‘Yeah. Cheers.’
‘If you want to change your top before you leave I’ll try and get that stain out?’ I said to Liam and after he’d left I held Jack’s T-shirt against my heart and hurried towards the sink.
Later, the Levi’s T-shirt hung on the washing line. I’d scrubbed it until my knuckles were raw and red and finally the ketchup had shifted.
I pottered around the garden before dusk whisked away the remaining light. At the bottom of the plot, right where Sid said it would be, I uncovered a rusty bench. From the shed I fetched the shears and secateurs which were stiff through lack of use, and using force I carefully cut away the bush that had engulfed the seat before I scrubbed it with hot water and soap. It was still ginger with rust but at least it was clean. That night I carried out a cushion and a glass of wine and I sat in the same place Sid had told me he had sat with Norma at the end of a summer’s day. Landscapes had changed enormously in the majority of towns through the passage of time but here the sheep remained the constant. The sky turned from pink to lavender to grey as my thoughts floated towards Jack. About the future we thought we might have and the future I could have. The possibilities that this project might bring.
Deep in thought I barely noticed the sense of someone sitting beside me until I drained my glass.
‘Jack?’
I looked intently into the space beside me where he should be. Held my breath.
The wind in my hair, the soft bleat of sheep.
He was all around me and yet he was nowhere.
The next few weeks rolled by. My emotions were fierce and frenzied; despair I was doing this without Jack, bursts of joy as his plans took shape. Fatigue gripped me – a tiredness that seemed to bury itself deep into my bones but a desire to keep going, to keep building on the progress we’d made.
Pride.
I felt closer to Jack than ever, his sweet words of encouragement streaming into my ears while I slept. When I woke I’d catch glimpses of light in darkened corners.
Each night I pulled on one of his T-shirts and sprayed his aftershave onto his pillow.
Come to me in my dreams, I urged, desperate for another of the extraordinary experiences I had become an expert on. I was certain that if he was filling my mind when I went to sleep then he would surely fill my dreams.
But you know what they say.
Be careful what you wish for.
Chapter Twenty-Six
The August heat was sweltering.
It was nine weeks since we’d started and I was already in the garden when Liam arrived, carefully carrying a plant in his hands.
‘This is for you, Libby.’
‘We’re supposed to be giving you presents today. Happy birthday, Liam.’ I smiled. ‘Seventeen!’
He blushed as he thrust the pot towards me.
‘It’s beautiful.’ I crouched to sniff the red roses with the white centre.
‘It’s from me and Noah,’ Liam said, self-consciously. ‘It’s called “Little Artist”.’
I swept him into a hug. ‘It’s perfect, thank you.’
He wriggled from my grasp. ‘It isn’t just from me.’
‘I shall make sure I thank Noah. It’s great how close you’ve become.’ Since that awful, awkward first day they’d formed a strong bond, almost brotherly.

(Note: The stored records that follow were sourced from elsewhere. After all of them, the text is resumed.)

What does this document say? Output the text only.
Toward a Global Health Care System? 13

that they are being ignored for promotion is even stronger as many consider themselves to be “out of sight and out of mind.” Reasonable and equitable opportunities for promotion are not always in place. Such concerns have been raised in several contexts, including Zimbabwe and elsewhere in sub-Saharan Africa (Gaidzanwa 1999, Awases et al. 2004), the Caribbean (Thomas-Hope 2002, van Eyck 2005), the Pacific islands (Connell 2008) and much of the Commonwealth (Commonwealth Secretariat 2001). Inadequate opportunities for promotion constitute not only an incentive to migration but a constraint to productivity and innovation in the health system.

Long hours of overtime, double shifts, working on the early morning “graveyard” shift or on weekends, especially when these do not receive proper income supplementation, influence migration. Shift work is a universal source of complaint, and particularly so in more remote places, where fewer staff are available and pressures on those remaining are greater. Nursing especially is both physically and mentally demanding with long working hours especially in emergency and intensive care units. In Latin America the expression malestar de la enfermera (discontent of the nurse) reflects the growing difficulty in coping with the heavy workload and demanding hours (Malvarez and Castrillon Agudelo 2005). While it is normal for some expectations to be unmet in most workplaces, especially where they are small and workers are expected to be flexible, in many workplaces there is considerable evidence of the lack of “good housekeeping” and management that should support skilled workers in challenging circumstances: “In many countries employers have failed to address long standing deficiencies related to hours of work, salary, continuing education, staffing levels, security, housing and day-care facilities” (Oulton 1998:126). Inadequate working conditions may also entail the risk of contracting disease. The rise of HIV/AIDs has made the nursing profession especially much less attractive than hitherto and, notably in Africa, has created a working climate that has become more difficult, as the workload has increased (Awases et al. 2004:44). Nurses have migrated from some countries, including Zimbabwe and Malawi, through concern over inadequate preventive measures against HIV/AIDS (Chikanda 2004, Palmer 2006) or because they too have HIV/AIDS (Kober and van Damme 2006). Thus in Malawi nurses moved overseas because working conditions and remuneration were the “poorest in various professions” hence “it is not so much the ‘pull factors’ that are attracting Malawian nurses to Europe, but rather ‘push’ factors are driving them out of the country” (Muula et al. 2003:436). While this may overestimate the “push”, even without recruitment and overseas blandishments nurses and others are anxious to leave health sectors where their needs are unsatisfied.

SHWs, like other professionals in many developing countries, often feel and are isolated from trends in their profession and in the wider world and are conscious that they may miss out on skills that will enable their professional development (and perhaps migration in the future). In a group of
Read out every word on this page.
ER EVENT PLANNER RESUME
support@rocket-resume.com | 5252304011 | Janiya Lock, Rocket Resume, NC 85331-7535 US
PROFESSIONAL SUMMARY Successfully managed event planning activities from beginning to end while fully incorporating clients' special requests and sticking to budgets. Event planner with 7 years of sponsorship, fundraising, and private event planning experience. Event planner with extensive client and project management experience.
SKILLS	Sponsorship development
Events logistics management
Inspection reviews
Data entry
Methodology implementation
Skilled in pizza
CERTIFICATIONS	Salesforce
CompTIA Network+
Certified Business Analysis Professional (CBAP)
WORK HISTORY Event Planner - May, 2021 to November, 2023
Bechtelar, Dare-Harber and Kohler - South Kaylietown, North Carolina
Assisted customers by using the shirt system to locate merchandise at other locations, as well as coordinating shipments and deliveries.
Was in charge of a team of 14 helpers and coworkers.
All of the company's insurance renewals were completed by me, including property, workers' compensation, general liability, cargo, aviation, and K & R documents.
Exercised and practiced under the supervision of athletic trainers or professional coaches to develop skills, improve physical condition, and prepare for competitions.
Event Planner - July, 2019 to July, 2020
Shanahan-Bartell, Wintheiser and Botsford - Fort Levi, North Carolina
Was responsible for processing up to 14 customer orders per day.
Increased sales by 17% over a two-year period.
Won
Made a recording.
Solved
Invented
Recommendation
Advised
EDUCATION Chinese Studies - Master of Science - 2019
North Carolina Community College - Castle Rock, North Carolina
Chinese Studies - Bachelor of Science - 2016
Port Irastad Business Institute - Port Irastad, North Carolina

‘Yeah well.’ In a rare open moment he said, ‘You know, I thought after me dad running off and meeting Mum’s boyfriends that most men were, you know, wankers but Noah, he’s all right. Not as nice as Jack of course. Nor Sid, but you know?’
‘He’s not a wanker.’
‘No.’ Liam grinned. ‘I can plant the rose under the kitchen window then you’ll see it every day.’